Expectations heading into this morning showed projections of about 400,000 new jobs added in the United States in April. As it turns out, according to the new report from the Bureau of Labor Statistics, the preliminary tally suggests the domestic job market did a little better than that. CNBC News reported this morning:
The U.S. economy added slightly more jobs than expected in April amid an increasingly tight labor market and despite surging inflation and fears of a growth slowdown, the Bureau of Labor Statistics reported Friday. Nonfarm payrolls grew by 428,000 for the month, a bit above the Dow Jones estimate of 400,000. The unemployment rate was 3.6%, slightly higher than the estimate for 3.5%.
Note, the U.S. economy has now had 12 straight monthly jobs gains above 400,000. According to a Wall Street Journal report, that’s never happened since the government started maintaining national jobs records in 1939.
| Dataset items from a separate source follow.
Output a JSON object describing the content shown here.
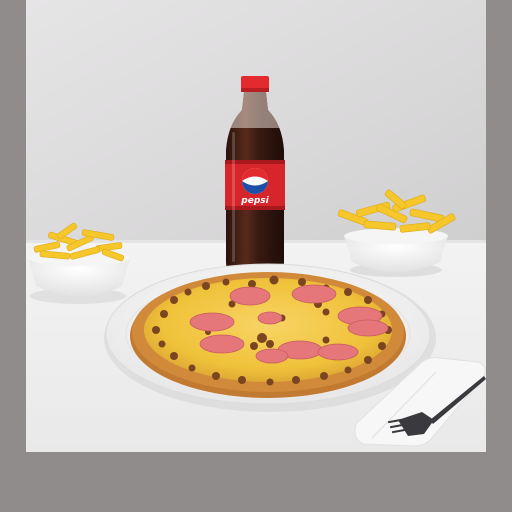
{
  "image": {
    "subject": "pizza-combo-with-pepsi-and-fries",
    "bottle": {
      "brand_label": "pepsi",
      "cap_color": "#e32a2f",
      "label_color": "#d6262c",
      "liquid_color": "#3a1a12"
    },
    "colors": {
      "border": "#8f8c8b",
      "wall": "#dcdbdc",
      "table": "#f1f1f1",
      "pizza_cheese": "#f0c23a",
      "pizza_crust": "#d08a3a",
      "ham": "#e5767a",
      "fries": "#f5c72a",
      "napkin": "#f7f7f7",
      "fork": "#3a3a3e"
    }
  }
}
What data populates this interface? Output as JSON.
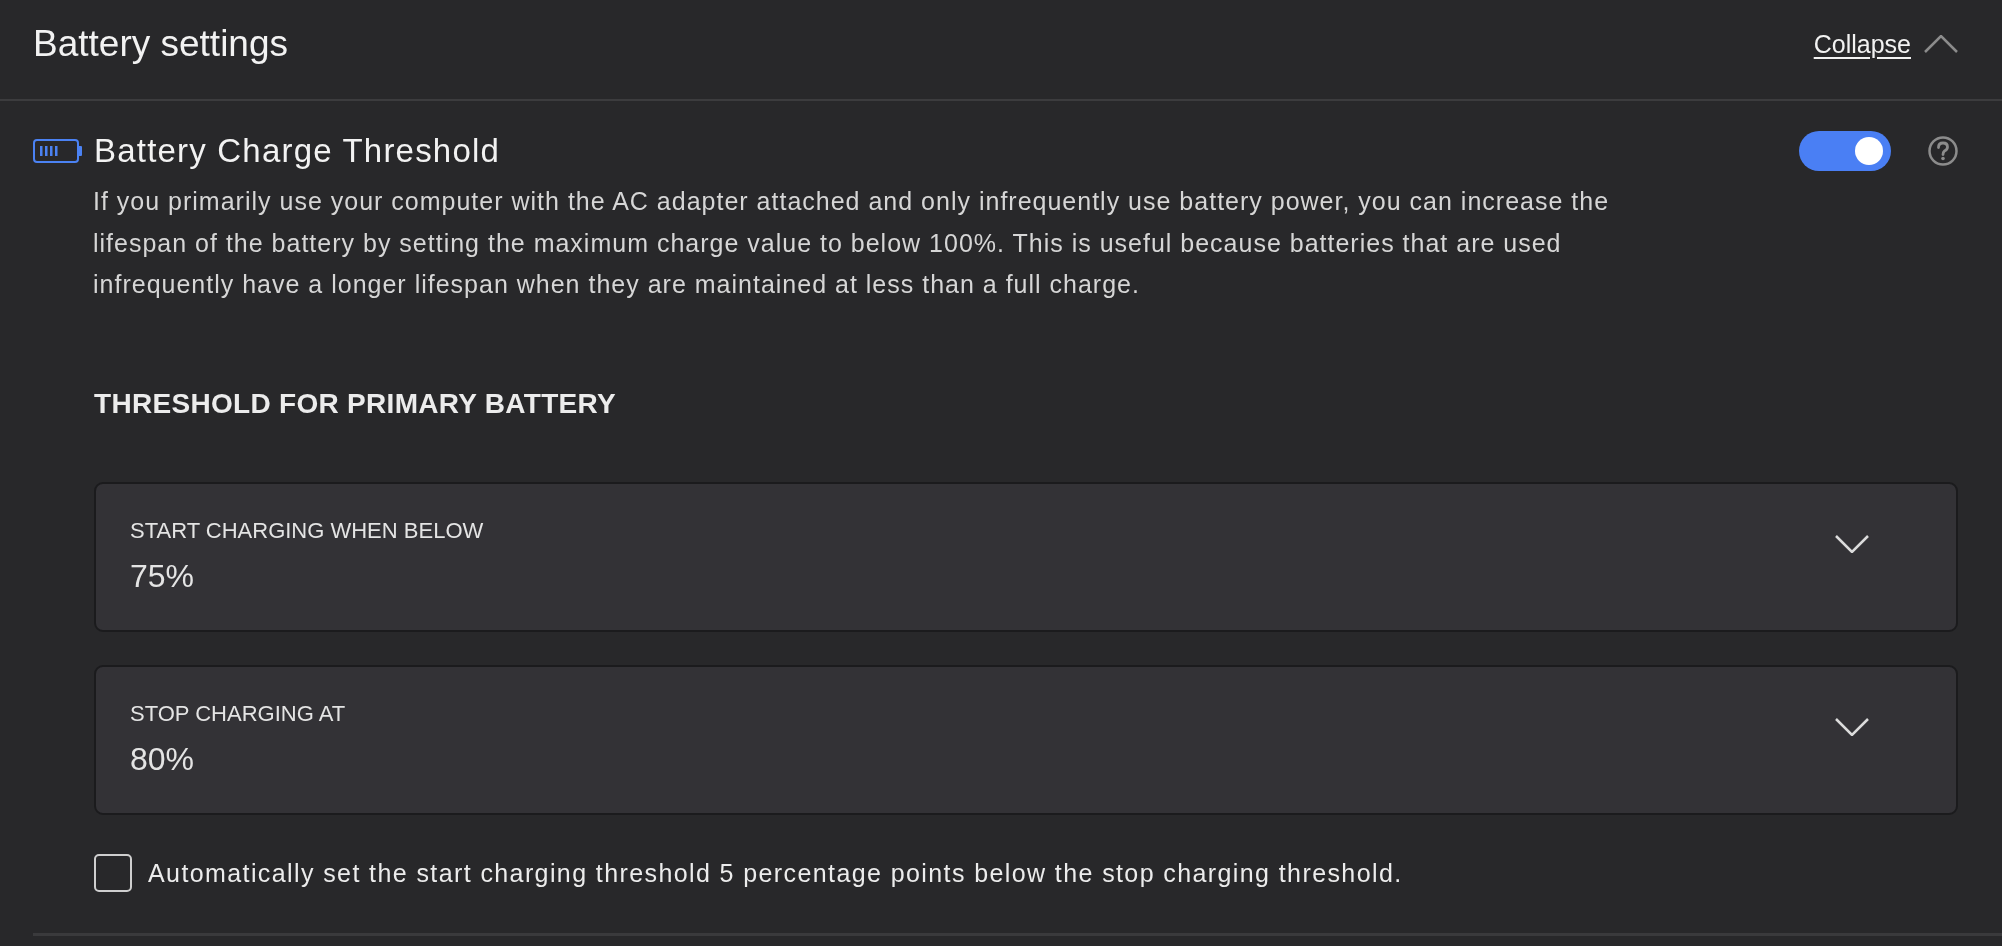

The news wasn’t all great: Job totals from February and March were both revised down a bit. That said, the overall picture is absolutely worth celebrating: So far in 2022, the economy has created over 2 million jobs, and that’s after just four months. By any fair measure, that’s an extraordinary total, which is nearly identical to the total of jobs created in all of 2019.
What’s more, the nation’s 3.6 percent unemployment rate is the lowest since President Joe Biden took office, and is nearly as low as the 3.5 percent rate from before the start of the economic crisis created by the Covid-19 pandemic. All told, the U.S. economy has now gained back roughly 95 percent of its pandemic job losses — and it’s happened faster than hardly anyone thought possible a year ago.
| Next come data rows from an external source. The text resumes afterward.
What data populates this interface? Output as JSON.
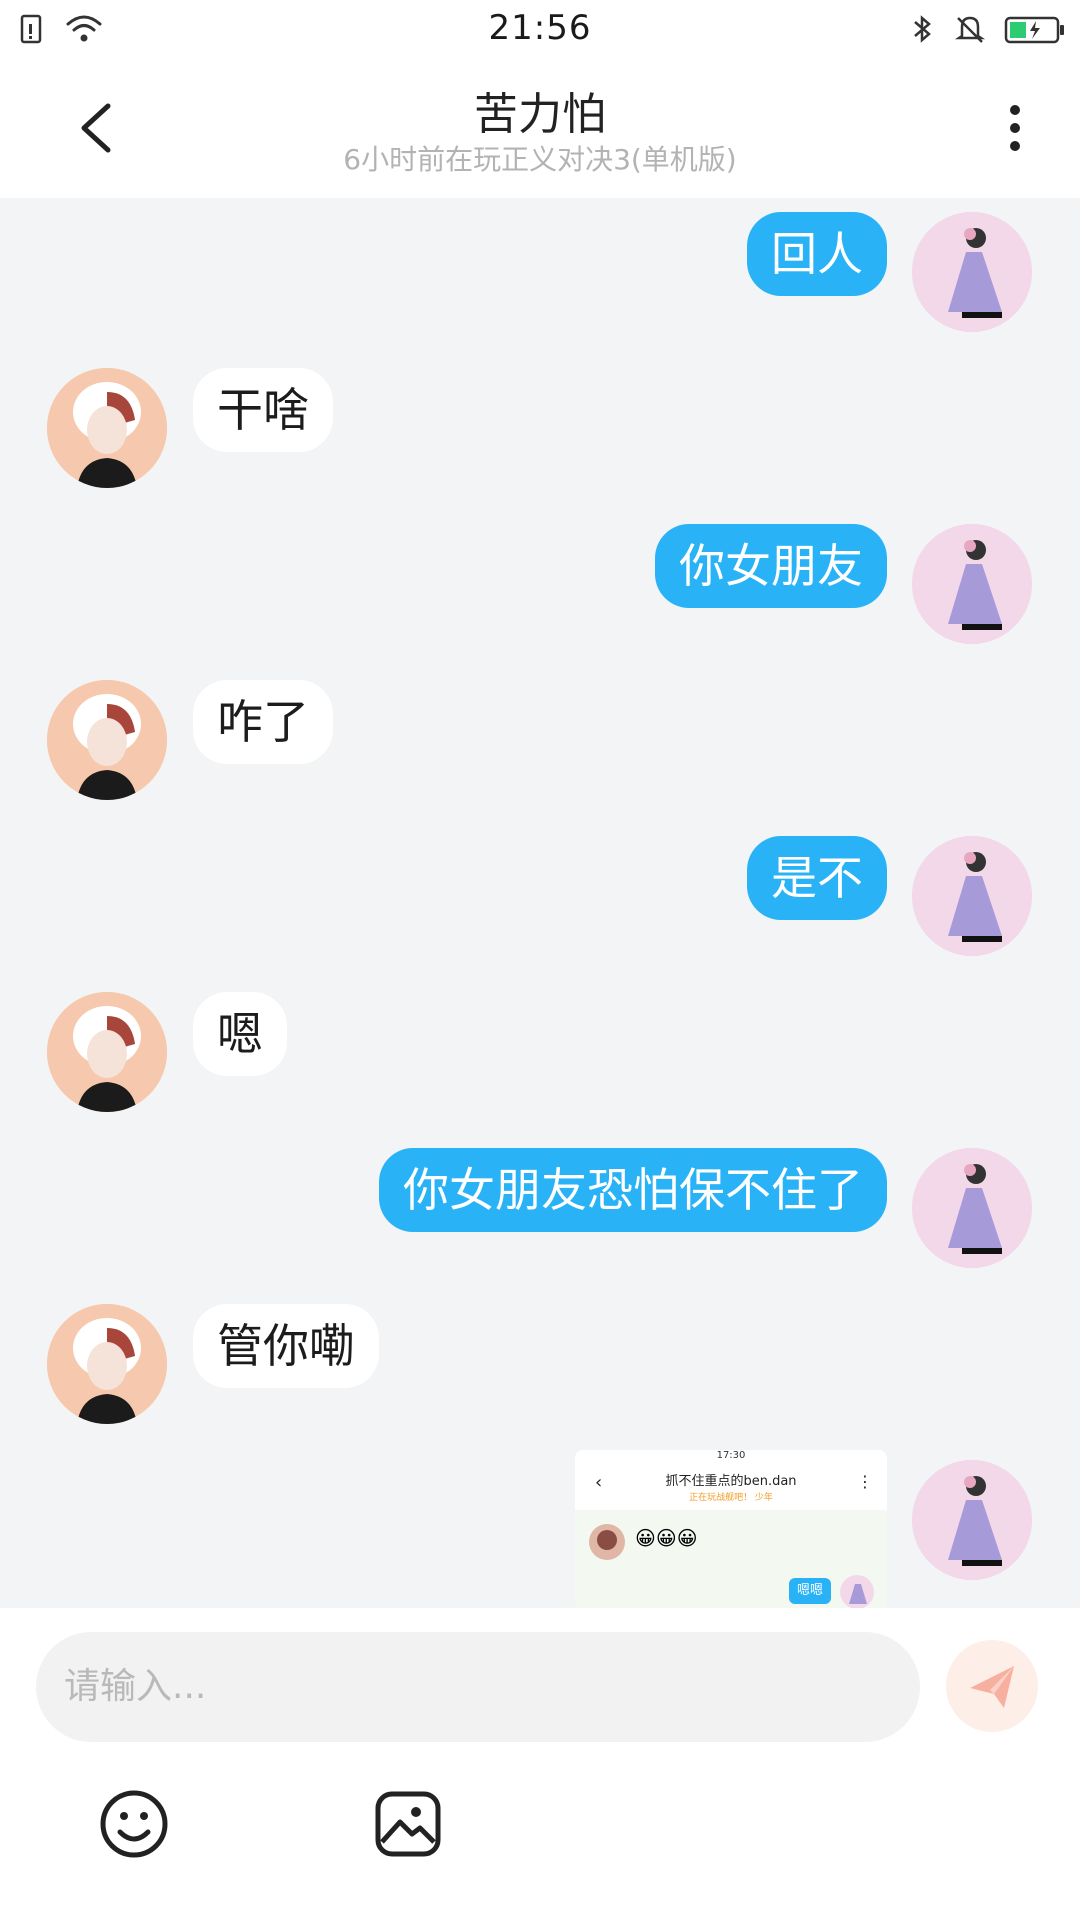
{
  "status_bar": {
    "time": "21:56"
  },
  "header": {
    "title": "苦力怕",
    "subtitle": "6小时前在玩正义对决3(单机版)"
  },
  "messages": [
    {
      "from": "me",
      "text": "回人"
    },
    {
      "from": "them",
      "text": "干啥"
    },
    {
      "from": "me",
      "text": "你女朋友"
    },
    {
      "from": "them",
      "text": "咋了"
    },
    {
      "from": "me",
      "text": "是不"
    },
    {
      "from": "them",
      "text": "嗯"
    },
    {
      "from": "me",
      "text": "你女朋友恐怕保不住了"
    },
    {
      "from": "them",
      "text": "管你嘞"
    }
  ],
  "screenshot_message": {
    "time": "17:30",
    "title": "抓不住重点的ben.dan",
    "subtitle": "正在玩战舰吧！ 少年",
    "emoji": "😀😀😀",
    "bubble": "嗯嗯"
  },
  "input": {
    "placeholder": "请输入..."
  },
  "colors": {
    "my_bubble": "#29b3f6",
    "their_bubble": "#ffffff",
    "chat_background": "#f3f4f6",
    "send_button": "#fdeee8"
  },
  "icons": {
    "back": "back-arrow-icon",
    "more": "more-vertical-icon",
    "send": "paper-plane-icon",
    "emoji": "smiley-icon",
    "image": "image-icon"
  }
}
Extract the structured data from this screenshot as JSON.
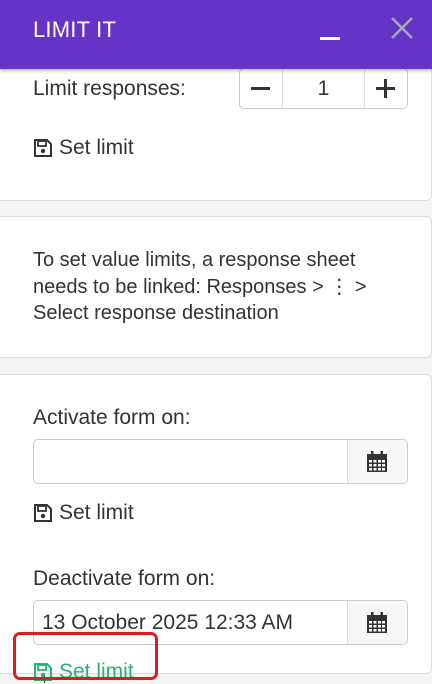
{
  "header": {
    "title": "LIMIT IT",
    "minimize_icon": "minimize-icon",
    "close_icon": "close-icon"
  },
  "responses_limit": {
    "label": "Limit responses:",
    "value": "1",
    "set_limit_label": "Set limit"
  },
  "value_limits": {
    "message": "To set value limits, a response sheet needs to be linked: Responses > ⋮ > Select response destination"
  },
  "activate": {
    "label": "Activate form on:",
    "value": "",
    "set_limit_label": "Set limit"
  },
  "deactivate": {
    "label": "Deactivate form on:",
    "value": "13 October 2025 12:33 AM",
    "set_limit_label": "Set limit"
  },
  "colors": {
    "header": "#6633c7",
    "highlight": "#e01b1b",
    "set_limit_active": "#22b573"
  }
}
As for the politics, let’s circle back to previous coverage to put the data in perspective. Over the course of the first three years of Donald Trump’s term — when the then-Republican president said the United States’ economy was the greatest in the history of the planet — the economy created roughly 6.5 million jobs. This includes all of 2017, 2018, and 2019.
According to the latest tally, since January 2021, the U.S. economy created 8.8 million jobs — well above the combined total of Trump’s first three years.
In recent months, Republicans have responded to these developments by pretending not to notice them. I have a hunch GOP officials will keep the trend going today.